GLI AVVERSARI – Gigi Delneri, come Stramaccioni, fa i conti con la rosa corta. Tante defezioni per lui: Bovo, Moretti, Seymour, Ferronetti, Jankovic e Jorquera sono out. Fuori anche Borriello e per l’ex Milan, Juve e Roma è giallo: non è salito sul pullman pare per un litigio con la dirigenza. Sintesi: rosa ridotta all’osso, se è vero che lo stesso capitano Marco Rossi non è al meglio e sarà in dubbio fino all’ultimo.

I PERICOLI – Se le indiscrezioni su Borriello saranno confermate, Delneri si troverà a dover affrontare l’Inter con il solo Immobile in attacco. Probabile la rinuncia al 4-4-2 puro, per ripiegare sul 4-4-1-1 già visto ai tempi atalantini. In tal caso, occhio a Bertolacci dietro la punta ex Pescara, bravo tecnicamente e sgusciante.
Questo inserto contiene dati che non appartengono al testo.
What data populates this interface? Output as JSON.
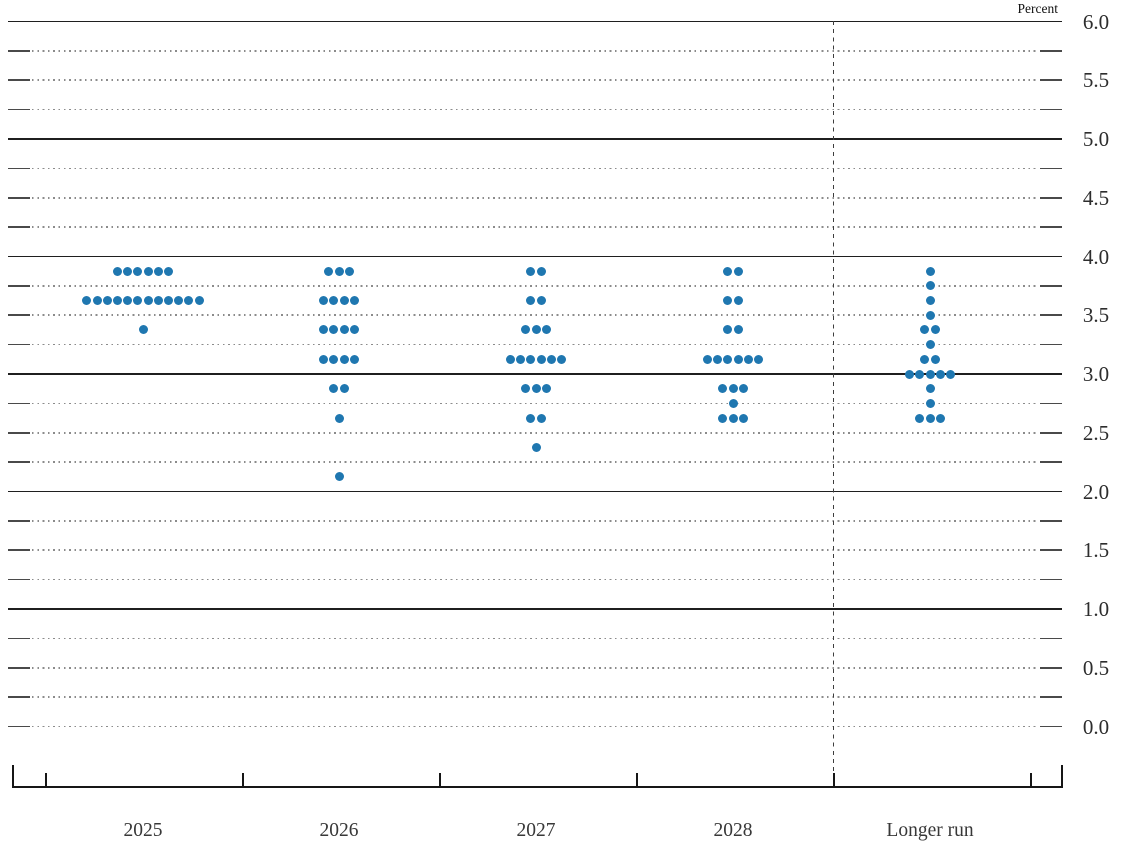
{
  "chart_data": {
    "type": "scatter",
    "subtype": "fomc-dot-plot",
    "title": "",
    "unit_label": "Percent",
    "categories": [
      "2025",
      "2026",
      "2027",
      "2028",
      "Longer run"
    ],
    "y_axis": {
      "min": 0.0,
      "max": 6.0,
      "grid_step": 0.25,
      "label_step": 0.5,
      "tick_labels": [
        "6.0",
        "5.5",
        "5.0",
        "4.5",
        "4.0",
        "3.5",
        "3.0",
        "2.5",
        "2.0",
        "1.5",
        "1.0",
        "0.5",
        "0.0"
      ],
      "solid_gridlines": [
        1.0,
        2.0,
        3.0,
        4.0,
        5.0,
        6.0
      ],
      "grid_on": true
    },
    "separator_after_category": "2028",
    "dot_color": "#1f77b0",
    "participants_per_year": 19,
    "series": [
      {
        "category": "2025",
        "dots": [
          {
            "rate": 3.875,
            "count": 6
          },
          {
            "rate": 3.625,
            "count": 12
          },
          {
            "rate": 3.375,
            "count": 1
          }
        ]
      },
      {
        "category": "2026",
        "dots": [
          {
            "rate": 3.875,
            "count": 3
          },
          {
            "rate": 3.625,
            "count": 4
          },
          {
            "rate": 3.375,
            "count": 4
          },
          {
            "rate": 3.125,
            "count": 4
          },
          {
            "rate": 2.875,
            "count": 2
          },
          {
            "rate": 2.625,
            "count": 1
          },
          {
            "rate": 2.125,
            "count": 1
          }
        ]
      },
      {
        "category": "2027",
        "dots": [
          {
            "rate": 3.875,
            "count": 2
          },
          {
            "rate": 3.625,
            "count": 2
          },
          {
            "rate": 3.375,
            "count": 3
          },
          {
            "rate": 3.125,
            "count": 6
          },
          {
            "rate": 2.875,
            "count": 3
          },
          {
            "rate": 2.625,
            "count": 2
          },
          {
            "rate": 2.375,
            "count": 1
          }
        ]
      },
      {
        "category": "2028",
        "dots": [
          {
            "rate": 3.875,
            "count": 2
          },
          {
            "rate": 3.625,
            "count": 2
          },
          {
            "rate": 3.375,
            "count": 2
          },
          {
            "rate": 3.125,
            "count": 6
          },
          {
            "rate": 2.875,
            "count": 3
          },
          {
            "rate": 2.75,
            "count": 1
          },
          {
            "rate": 2.625,
            "count": 3
          }
        ]
      },
      {
        "category": "Longer run",
        "dots": [
          {
            "rate": 3.875,
            "count": 1
          },
          {
            "rate": 3.75,
            "count": 1
          },
          {
            "rate": 3.625,
            "count": 1
          },
          {
            "rate": 3.5,
            "count": 1
          },
          {
            "rate": 3.375,
            "count": 2
          },
          {
            "rate": 3.25,
            "count": 1
          },
          {
            "rate": 3.125,
            "count": 2
          },
          {
            "rate": 3.0,
            "count": 5
          },
          {
            "rate": 2.875,
            "count": 1
          },
          {
            "rate": 2.75,
            "count": 1
          },
          {
            "rate": 2.625,
            "count": 3
          }
        ]
      }
    ]
  }
}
Tra l’altro, un elemento che Stramaccioni conosce bene per averlo avuto nelle giovanili della Roma. Da fare attenzione anche ai calci piazzati di Vargas e alle sortite di Kucka.

DOVE COLPIRE – Senza Moretti e Bovo, e con lo ‘schermo’ di metà campo Seymour squalificato, Delneri avrà parecchi problemi nella fase difensiva, da sempre uno dei suoi punti di forza. L’Inter potrebbe approfittarne sia per linee centrali che sulle corsie laterali. In tal senso sarà prezioso il lavoro di Cassano e Palacio, che avranno il compito di allargare e mandare in tilt l’apparato difensivo rossoblu.

OCCHI PUNTATI SU… – Palacio. Il Trenza torna titolare contro la sua ex squadra, ma non crediamo avrà troppe remore nel cercare la via del gol. L’impiego dell’ex Boca Juniors è diventato scontato dopo il forfait di Coutinho, l’accantonamento continuo di Sneijder e la squalifica di Guarin. Assieme a Cassano e Milito, toccherà a lui sparigliare le carte e far crollare il presumibile fortino che Delneri manderà in campo per resistere agli attacchi nerazzurri. La sua bravura nell’uno contro uno potrebbe risultare letale e determinante ancora una volta. E poi, c’è la legge dell’ex da rispettare…

 

PROBABILI FORMAZIONI

INTER (3-4-3): Handanovic; Ranocchia, Samuel, Juan Jesus; Zanetti, Gargano, Cambiasso, Alvaro Pereira; Palacio, Milito, Cassano.

GENOA (4-4-1-1): Frey; Sampirisi, Canini, Granqvist, Antonelli; Rossi, Kucka, Tozser, Vargas; Bertolacci; Immobile.